Catching Up With … Michael T. Dunham

CEO, Associated General Contractors of Georgia
082 Catching Up With Michael Dunham

The Associated General Contractors of Georgia is a trade association representing commercial construction. The industry is a mainstay of the economy, responsible for nearly 200,000 jobs in 2020. Here are highlights from an interview with the CEO.

Q: What’s the state of commercial construction in Georgia?

A: We’re seeing a lot of activity in some of our major cities. Corporate headquarters’ moves to Atlanta brought job opportunities, so the construction industry needs to help those folks get into their new headquarters or to expand their campuses. The medical field is pretty consistent with demand. We’re going to see a few markets lag in their recovery – hospitality, the restaurant industry, some retail, hotels – because they got hit the hardest. On the other hand, [for] manufacturing, there’s lot of pent-up demand to expand plants.

Q: How about residential?

A: Booming. There are not enough housing starts.

Q: How has the pandemic affected the industry?

A: Being declared essential came with some challenges, and first was safety. A lot of things had to take place in a short time period. It was like drinking from a fire hose. Contractors figured out how to get people on and off jobs safely, how to have tools sanitized, how to have handwashing stations at multiple locations on job sites. The industry kept employees on the job to keep our economy afloat and keep some projects that were pretty valuable to our infrastructure and our economy going.

Q: What was the biggest challenge?

A: Primarily a supply chain disruption that caused project delays and increased costs. Plants got shut down so there was a delay of things being produced. Product pricing has gone up for materials like PVC pipe. There has been some escalation of costs, some impacts to the contractor that he cannot pass on. That certainly can shrink the profit margin or absolutely wipe it out.

Q: How is the industry responding?

A: Contractors are the most creative, resourceful people on the planet. When something is identified that needs to be overcome, the industry gets about doing it. They create the processes, shift in the direction of whatever the demand is. Smart contractors keep a diverse market. [We’ve] seen their ability to diversify their business, make themselves available to travel to get to where the projects are and hire people they need to hire.

Q: What’s the challenge as we emerge from the pandemic?

A: Workforce – getting young men and women to see our industry not as a job but as a career. That’s something we’ve been working on. We go all the way down to fifth grade with programs.

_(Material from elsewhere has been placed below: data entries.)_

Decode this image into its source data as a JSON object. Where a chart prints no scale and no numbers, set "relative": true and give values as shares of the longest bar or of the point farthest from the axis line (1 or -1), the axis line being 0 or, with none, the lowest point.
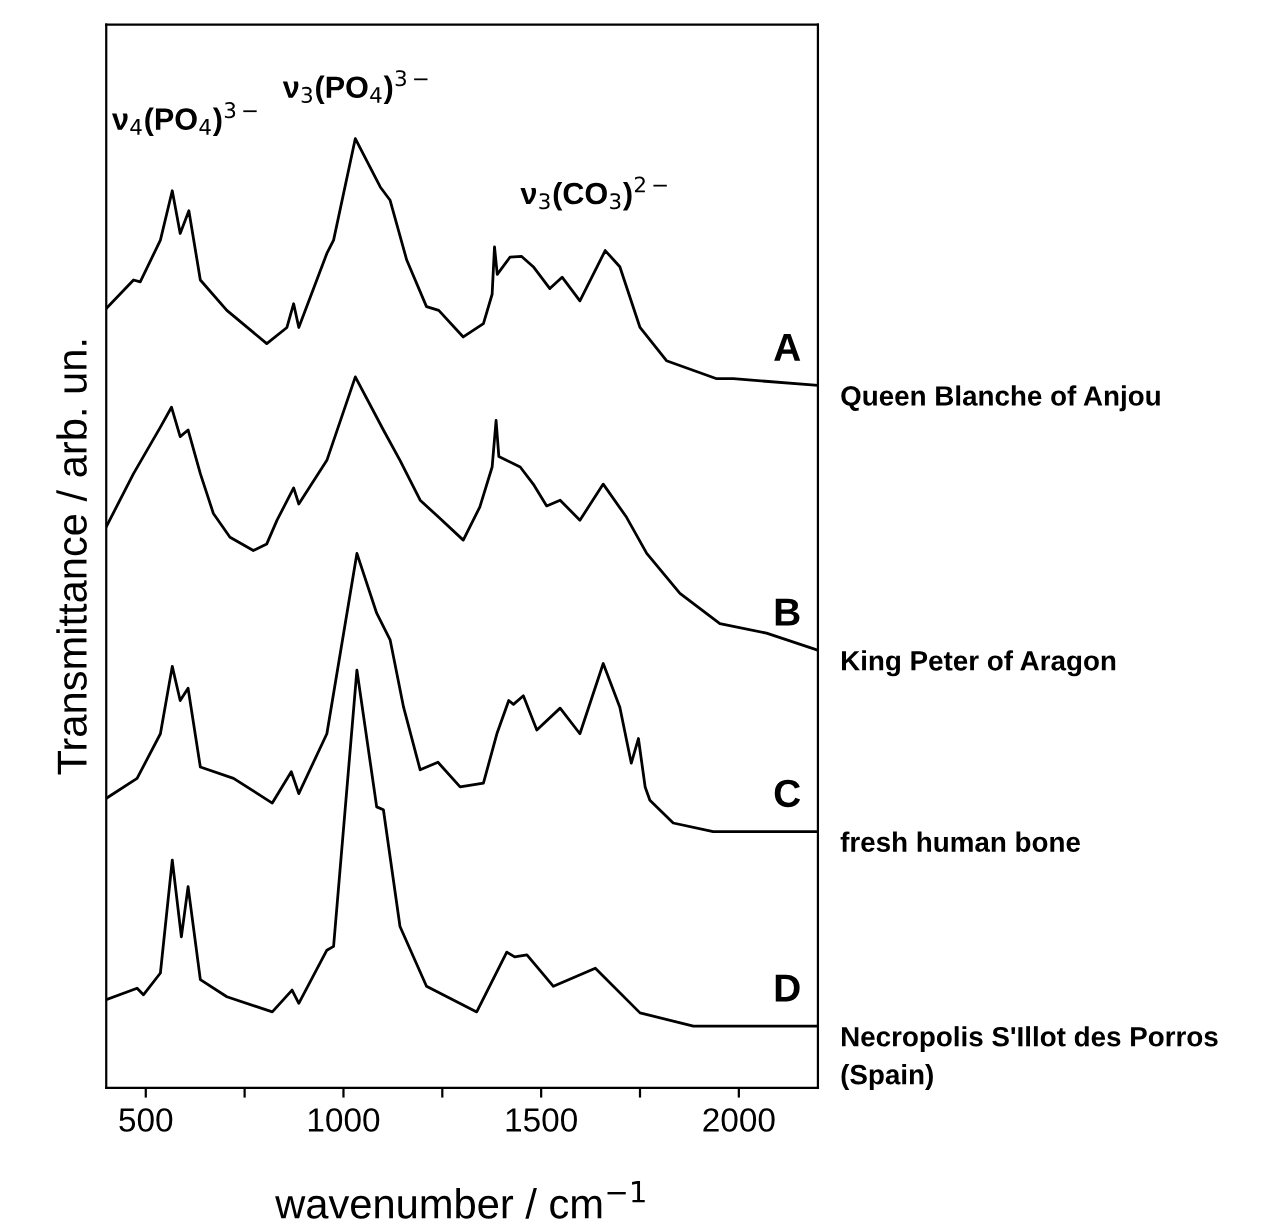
{
  "chart_data": {
    "type": "line",
    "relative": true,
    "xlabel": "wavenumber / cm$^{−1}$",
    "ylabel": "Transmittance / arb. un.",
    "xlim": [
      400,
      2200
    ],
    "xticks": [
      500,
      {
        "value": 750,
        "label": null
      },
      1000,
      {
        "value": 1250,
        "label": null
      },
      1500,
      {
        "value": 1750,
        "label": null
      },
      2000
    ],
    "tick_labels": "x",
    "grid": false,
    "legend": false,
    "series": [
      {
        "name": "A",
        "color": "#000000",
        "x": [
          400,
          469,
          486,
          537,
          567,
          587,
          609,
          638,
          705,
          806,
          857,
          874,
          887,
          958,
          975,
          1030,
          1093,
          1118,
          1160,
          1210,
          1241,
          1303,
          1354,
          1376,
          1382,
          1389,
          1421,
          1450,
          1480,
          1522,
          1553,
          1598,
          1662,
          1699,
          1750,
          1817,
          1944,
          1986,
          2200
        ],
        "values": [
          0.821,
          0.851,
          0.849,
          0.893,
          0.945,
          0.9,
          0.924,
          0.851,
          0.819,
          0.784,
          0.801,
          0.826,
          0.801,
          0.879,
          0.893,
          1.0,
          0.949,
          0.935,
          0.872,
          0.823,
          0.819,
          0.791,
          0.805,
          0.836,
          0.886,
          0.857,
          0.875,
          0.876,
          0.865,
          0.842,
          0.854,
          0.829,
          0.882,
          0.865,
          0.801,
          0.766,
          0.747,
          0.747,
          0.74
        ]
      },
      {
        "name": "B",
        "color": "#000000",
        "x": [
          400,
          469,
          537,
          565,
          587,
          607,
          638,
          671,
          713,
          772,
          806,
          832,
          874,
          887,
          958,
          1030,
          1101,
          1143,
          1194,
          1241,
          1303,
          1345,
          1376,
          1386,
          1393,
          1447,
          1480,
          1514,
          1548,
          1598,
          1657,
          1716,
          1767,
          1851,
          1952,
          2070,
          2200
        ],
        "values": [
          0.591,
          0.647,
          0.696,
          0.717,
          0.686,
          0.693,
          0.647,
          0.605,
          0.58,
          0.566,
          0.573,
          0.598,
          0.632,
          0.615,
          0.661,
          0.749,
          0.693,
          0.661,
          0.619,
          0.601,
          0.577,
          0.612,
          0.654,
          0.703,
          0.665,
          0.654,
          0.636,
          0.613,
          0.619,
          0.598,
          0.636,
          0.601,
          0.563,
          0.521,
          0.489,
          0.479,
          0.461
        ]
      },
      {
        "name": "C",
        "color": "#000000",
        "x": [
          400,
          478,
          537,
          567,
          587,
          607,
          638,
          722,
          820,
          868,
          887,
          958,
          1034,
          1084,
          1118,
          1152,
          1194,
          1239,
          1295,
          1354,
          1388,
          1418,
          1430,
          1455,
          1489,
          1548,
          1598,
          1657,
          1699,
          1728,
          1746,
          1763,
          1775,
          1834,
          1935,
          2200
        ],
        "values": [
          0.305,
          0.326,
          0.373,
          0.444,
          0.408,
          0.421,
          0.338,
          0.326,
          0.3,
          0.333,
          0.31,
          0.373,
          0.563,
          0.5,
          0.472,
          0.401,
          0.335,
          0.343,
          0.317,
          0.321,
          0.373,
          0.408,
          0.404,
          0.413,
          0.377,
          0.4,
          0.373,
          0.447,
          0.401,
          0.342,
          0.368,
          0.317,
          0.303,
          0.279,
          0.27,
          0.27
        ]
      },
      {
        "name": "D",
        "color": "#000000",
        "x": [
          400,
          478,
          494,
          537,
          567,
          590,
          607,
          638,
          705,
          820,
          870,
          887,
          958,
          975,
          1034,
          1084,
          1101,
          1143,
          1210,
          1337,
          1413,
          1433,
          1464,
          1531,
          1637,
          1750,
          1885,
          2200
        ],
        "values": [
          0.093,
          0.105,
          0.098,
          0.121,
          0.24,
          0.159,
          0.212,
          0.114,
          0.096,
          0.08,
          0.103,
          0.089,
          0.145,
          0.149,
          0.44,
          0.296,
          0.293,
          0.17,
          0.107,
          0.08,
          0.143,
          0.138,
          0.14,
          0.107,
          0.126,
          0.079,
          0.065,
          0.065
        ]
      }
    ],
    "annotations": [
      "ν$_{4}$(PO$_{4}$)$^{3−}$",
      "ν$_{3}$(PO$_{4}$)$^{3−}$",
      "ν$_{3}$(CO$_{3}$)$^{2−}$",
      "Queen Blanche of Anjou",
      "King Peter of Aragon",
      "fresh human bone",
      "Necropolis S'Illot des Porros\n(Spain)"
    ]
  }
}
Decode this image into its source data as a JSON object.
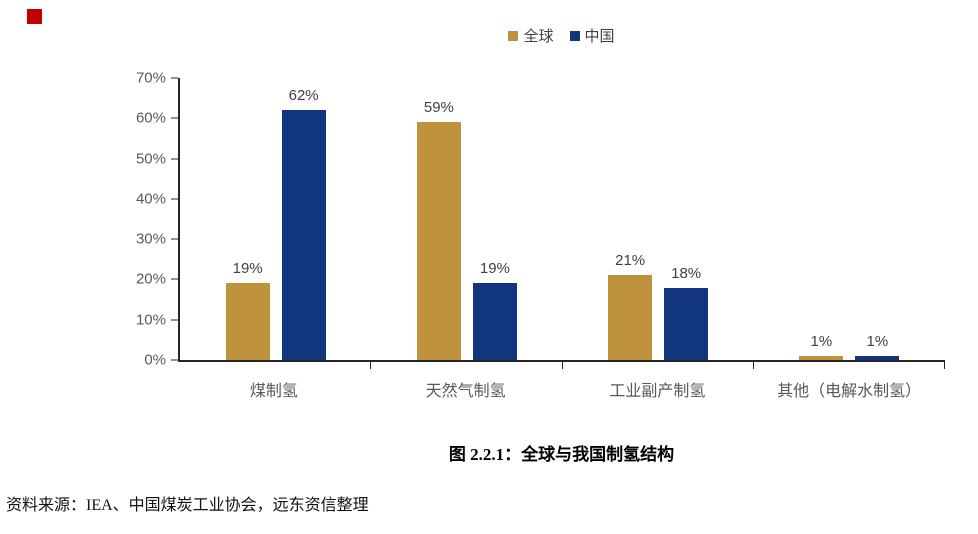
{
  "page": {
    "marker_color": "#C00000"
  },
  "chart_data": {
    "type": "bar",
    "title": "图 2.2.1：全球与我国制氢结构",
    "categories": [
      "煤制氢",
      "天然气制氢",
      "工业副产制氢",
      "其他（电解水制氢）"
    ],
    "series": [
      {
        "name": "全球",
        "color": "#BF923E",
        "values": [
          19,
          59,
          21,
          1
        ],
        "labels": [
          "19%",
          "59%",
          "21%",
          "1%"
        ]
      },
      {
        "name": "中国",
        "color": "#12367E",
        "values": [
          62,
          19,
          18,
          1
        ],
        "labels": [
          "62%",
          "19%",
          "18%",
          "1%"
        ]
      }
    ],
    "y_axis": {
      "min": 0,
      "max": 70,
      "step": 10,
      "tick_labels": [
        "0%",
        "10%",
        "20%",
        "30%",
        "40%",
        "50%",
        "60%",
        "70%"
      ]
    },
    "legend_position": "top-center",
    "grid": false,
    "axis_color": "#262626",
    "tick_label_color": "#595959",
    "value_label_color": "#404040"
  },
  "caption": "图 2.2.1：全球与我国制氢结构",
  "source": "资料来源：IEA、中国煤炭工业协会，远东资信整理"
}
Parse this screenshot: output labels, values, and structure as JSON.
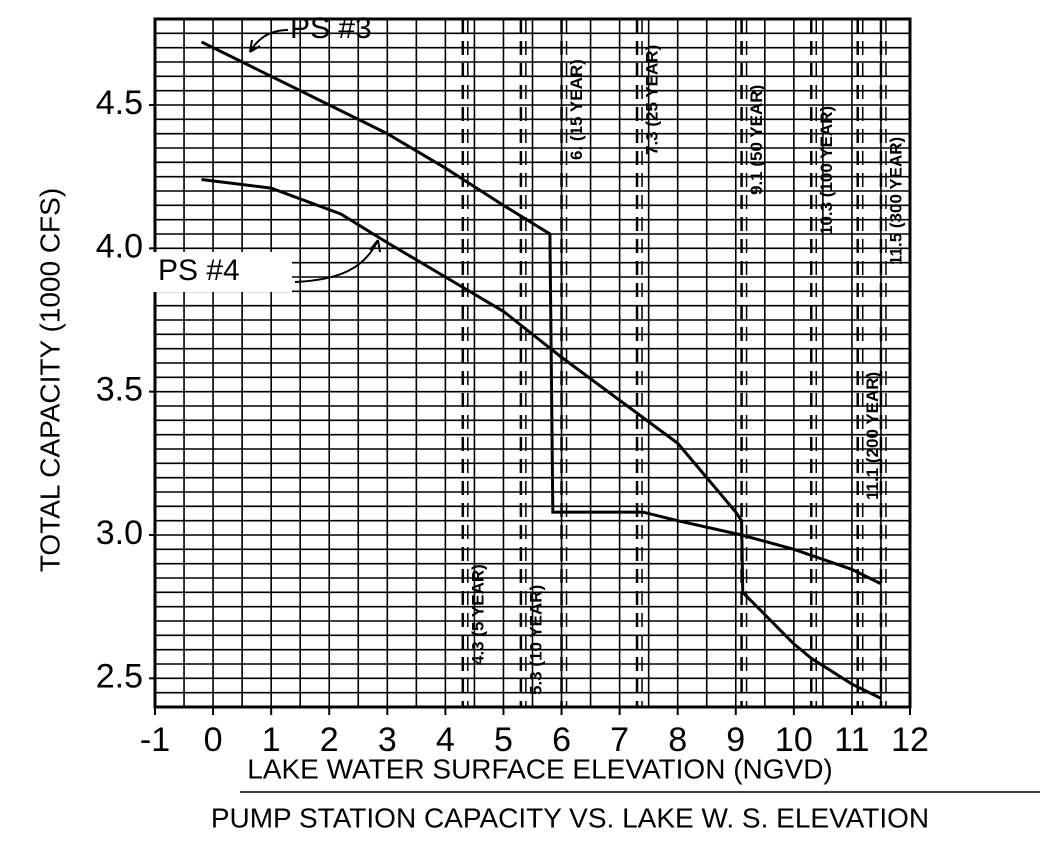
{
  "chart_data": {
    "type": "line",
    "title": "PUMP STATION CAPACITY VS. LAKE W. S. ELEVATION",
    "x_label": "LAKE WATER SURFACE ELEVATION (NGVD)",
    "y_label": "TOTAL CAPACITY (1000 CFS)",
    "xlim": [
      -1,
      12
    ],
    "ylim": [
      2.4,
      4.8
    ],
    "xticks": [
      -1,
      0,
      1,
      2,
      3,
      4,
      5,
      6,
      7,
      8,
      9,
      10,
      11,
      12
    ],
    "yticks": [
      2.5,
      {
        "value": 3,
        "label": "3.0"
      },
      3.5,
      {
        "value": 4,
        "label": "4.0"
      },
      4.5
    ],
    "grid": true,
    "xgrid_step": 0.5,
    "ygrid_step": 0.05,
    "series": [
      {
        "name": "PS #3",
        "color": "#000000",
        "x": [
          -0.2,
          1,
          2,
          3,
          4,
          5,
          5.8,
          5.85,
          7.4,
          8,
          9.1,
          10,
          11,
          11.5
        ],
        "values": [
          4.72,
          4.6,
          4.5,
          4.4,
          4.28,
          4.15,
          4.05,
          3.08,
          3.08,
          3.05,
          3.0,
          2.95,
          2.88,
          2.83
        ]
      },
      {
        "name": "PS #4",
        "color": "#000000",
        "x": [
          -0.2,
          1,
          2.2,
          3,
          4,
          5,
          6,
          7,
          8,
          9,
          9.1,
          9.12,
          10,
          10.3,
          11,
          11.5
        ],
        "values": [
          4.24,
          4.21,
          4.12,
          4.02,
          3.9,
          3.78,
          3.62,
          3.47,
          3.32,
          3.08,
          3.05,
          2.8,
          2.62,
          2.57,
          2.48,
          2.43
        ]
      }
    ],
    "reference_lines": [
      {
        "x": 4.3,
        "label": "4.3 (5 YEAR)"
      },
      {
        "x": 5.3,
        "label": "5.3 (10 YEAR)"
      },
      {
        "x": 6.0,
        "label": "6. (15 YEAR)"
      },
      {
        "x": 7.3,
        "label": "7.3 (25 YEAR)"
      },
      {
        "x": 9.1,
        "label": "9.1 (50 YEAR)"
      },
      {
        "x": 10.3,
        "label": "10.3 (100 YEAR)"
      },
      {
        "x": 11.1,
        "label": "11.1 (200 YEAR)"
      },
      {
        "x": 11.5,
        "label": "11.5 (300 YEAR)"
      }
    ]
  }
}
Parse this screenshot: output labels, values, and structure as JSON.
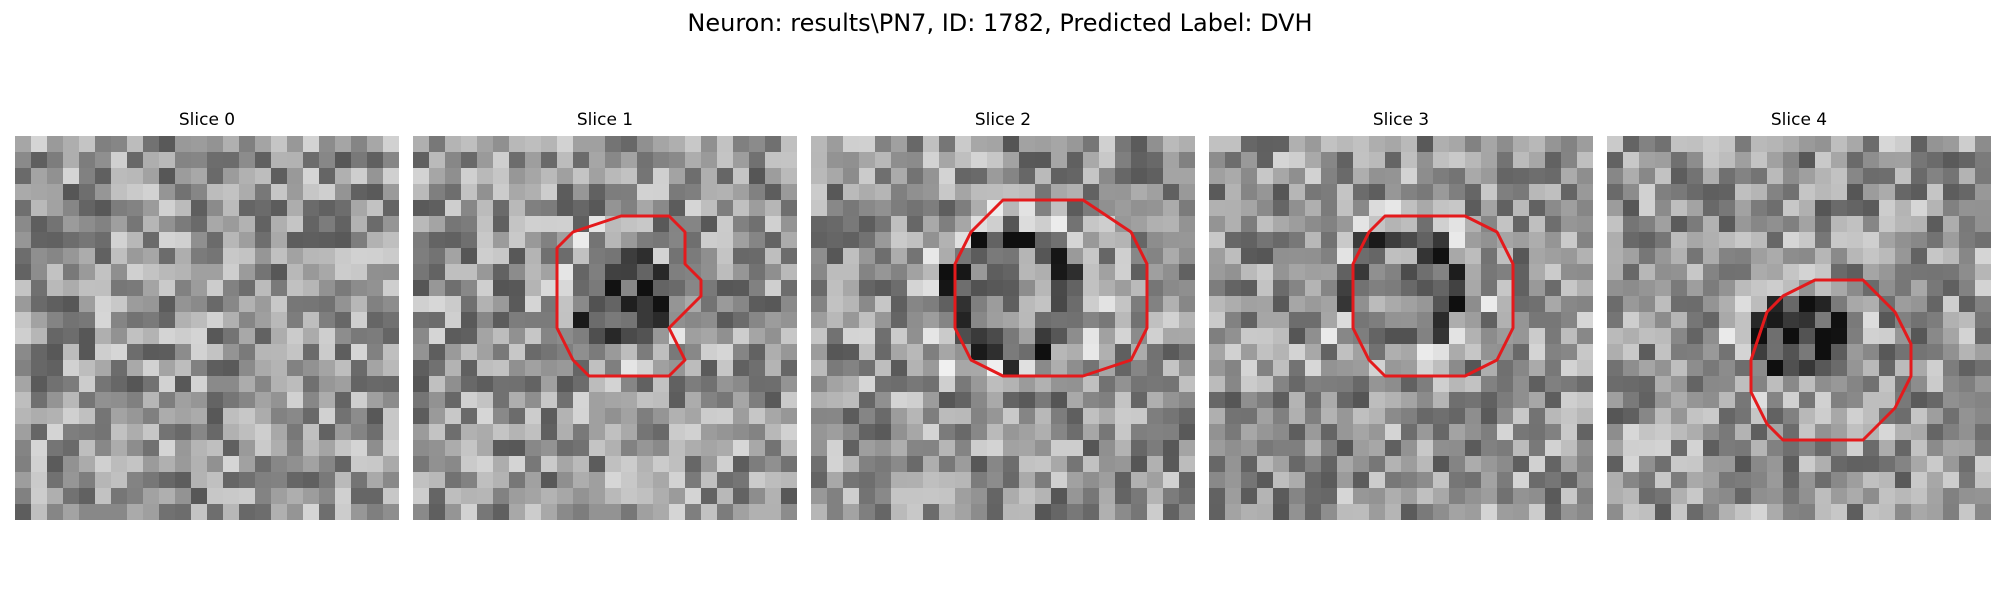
{
  "figure": {
    "title": "Neuron: results\\PN7, ID: 1782, Predicted Label: DVH"
  },
  "slices": [
    {
      "title": "Slice 0",
      "roi": null
    },
    {
      "title": "Slice 1",
      "roi": [
        [
          13,
          5
        ],
        [
          16,
          5
        ],
        [
          17,
          6
        ],
        [
          17,
          8
        ],
        [
          18,
          9
        ],
        [
          18,
          10
        ],
        [
          16,
          12
        ],
        [
          17,
          14
        ],
        [
          16,
          15
        ],
        [
          13,
          15
        ],
        [
          11,
          15
        ],
        [
          10,
          14
        ],
        [
          9,
          12
        ],
        [
          9,
          10
        ],
        [
          9,
          7
        ],
        [
          10,
          6
        ]
      ]
    },
    {
      "title": "Slice 2",
      "roi": [
        [
          15,
          4
        ],
        [
          17,
          4
        ],
        [
          20,
          6
        ],
        [
          21,
          8
        ],
        [
          21,
          12
        ],
        [
          20,
          14
        ],
        [
          17,
          15
        ],
        [
          15,
          15
        ],
        [
          12,
          15
        ],
        [
          10,
          14
        ],
        [
          9,
          12
        ],
        [
          9,
          8
        ],
        [
          10,
          6
        ],
        [
          12,
          4
        ]
      ]
    },
    {
      "title": "Slice 3",
      "roi": [
        [
          13,
          5
        ],
        [
          16,
          5
        ],
        [
          18,
          6
        ],
        [
          19,
          8
        ],
        [
          19,
          10
        ],
        [
          19,
          12
        ],
        [
          18,
          14
        ],
        [
          16,
          15
        ],
        [
          13,
          15
        ],
        [
          11,
          15
        ],
        [
          10,
          14
        ],
        [
          9,
          12
        ],
        [
          9,
          10
        ],
        [
          9,
          8
        ],
        [
          10,
          6
        ],
        [
          11,
          5
        ]
      ]
    },
    {
      "title": "Slice 4",
      "roi": [
        [
          13,
          9
        ],
        [
          16,
          9
        ],
        [
          18,
          11
        ],
        [
          19,
          13
        ],
        [
          19,
          15
        ],
        [
          18,
          17
        ],
        [
          16,
          19
        ],
        [
          13,
          19
        ],
        [
          11,
          19
        ],
        [
          10,
          18
        ],
        [
          9,
          16
        ],
        [
          9,
          14
        ],
        [
          10,
          11
        ],
        [
          11,
          10
        ]
      ]
    }
  ],
  "colors": {
    "roi": "#e41a1c"
  }
}
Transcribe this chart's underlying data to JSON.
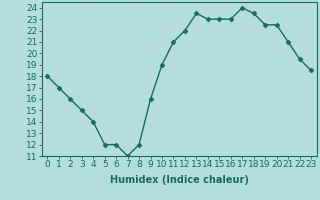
{
  "x": [
    0,
    1,
    2,
    3,
    4,
    5,
    6,
    7,
    8,
    9,
    10,
    11,
    12,
    13,
    14,
    15,
    16,
    17,
    18,
    19,
    20,
    21,
    22,
    23
  ],
  "y": [
    18,
    17,
    16,
    15,
    14,
    12,
    12,
    11,
    12,
    16,
    19,
    21,
    22,
    23.5,
    23,
    23,
    23,
    24,
    23.5,
    22.5,
    22.5,
    21,
    19.5,
    18.5
  ],
  "line_color": "#1a6b5a",
  "marker": "D",
  "marker_size": 2.5,
  "line_width": 1.0,
  "bg_color": "#b2dede",
  "grid_color": "#c8e8e8",
  "xlabel": "Humidex (Indice chaleur)",
  "tick_fontsize": 6.5,
  "xlim": [
    -0.5,
    23.5
  ],
  "ylim": [
    11,
    24.5
  ],
  "yticks": [
    11,
    12,
    13,
    14,
    15,
    16,
    17,
    18,
    19,
    20,
    21,
    22,
    23,
    24
  ],
  "xticks": [
    0,
    1,
    2,
    3,
    4,
    5,
    6,
    7,
    8,
    9,
    10,
    11,
    12,
    13,
    14,
    15,
    16,
    17,
    18,
    19,
    20,
    21,
    22,
    23
  ]
}
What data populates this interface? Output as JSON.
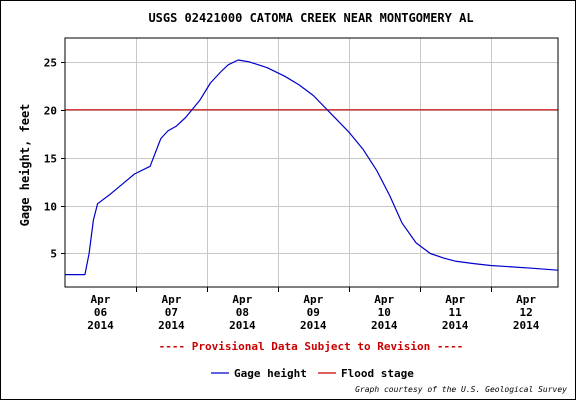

Q: What is your pitch to young people?

A: If you are a skilled craftsman, you’ve got work for your entire life anywhere on the planet. There is high mobility, a path to entrepreneurship. It’s rather a high-paying industry. We have some exciting apprenticeship opportunities through technical colleges and associate degree opportunities around the state.

Q: Construction’s image is that of a male-dominated industry. Any special efforts to encourage women?

A: Absolutely. A lot of [the problem] is public perception. Some of it is perception at home. Reaching the students is part of it; reaching the influencers is another part of it.

Q: Besides Atlanta, where else are construction prospects good?

A: Savannah is very fortunate in its port, one of largest on the Eastern Seaboard with open land. There are plenty of places to build warehouses with production facilities. The Augusta medical community and industrial community – we’ve had growth over there. Up and down the interstate corridors – drive down 75 and you see Macon and Valdosta and when you go out 85, towards Kia [in West Georgia].

Q: Looking ahead, what will you be paying special attention to?

A: We’ll keep a close eye on inflation and escalating cost of materials and supplies. We’re going to be watching what comes out of Washington on the infrastructure bill and all the of rules or regulations and requirements that contractors will have to learn about. That’s a 10-year window but there will be a lot of work that might come forward into the marketplace.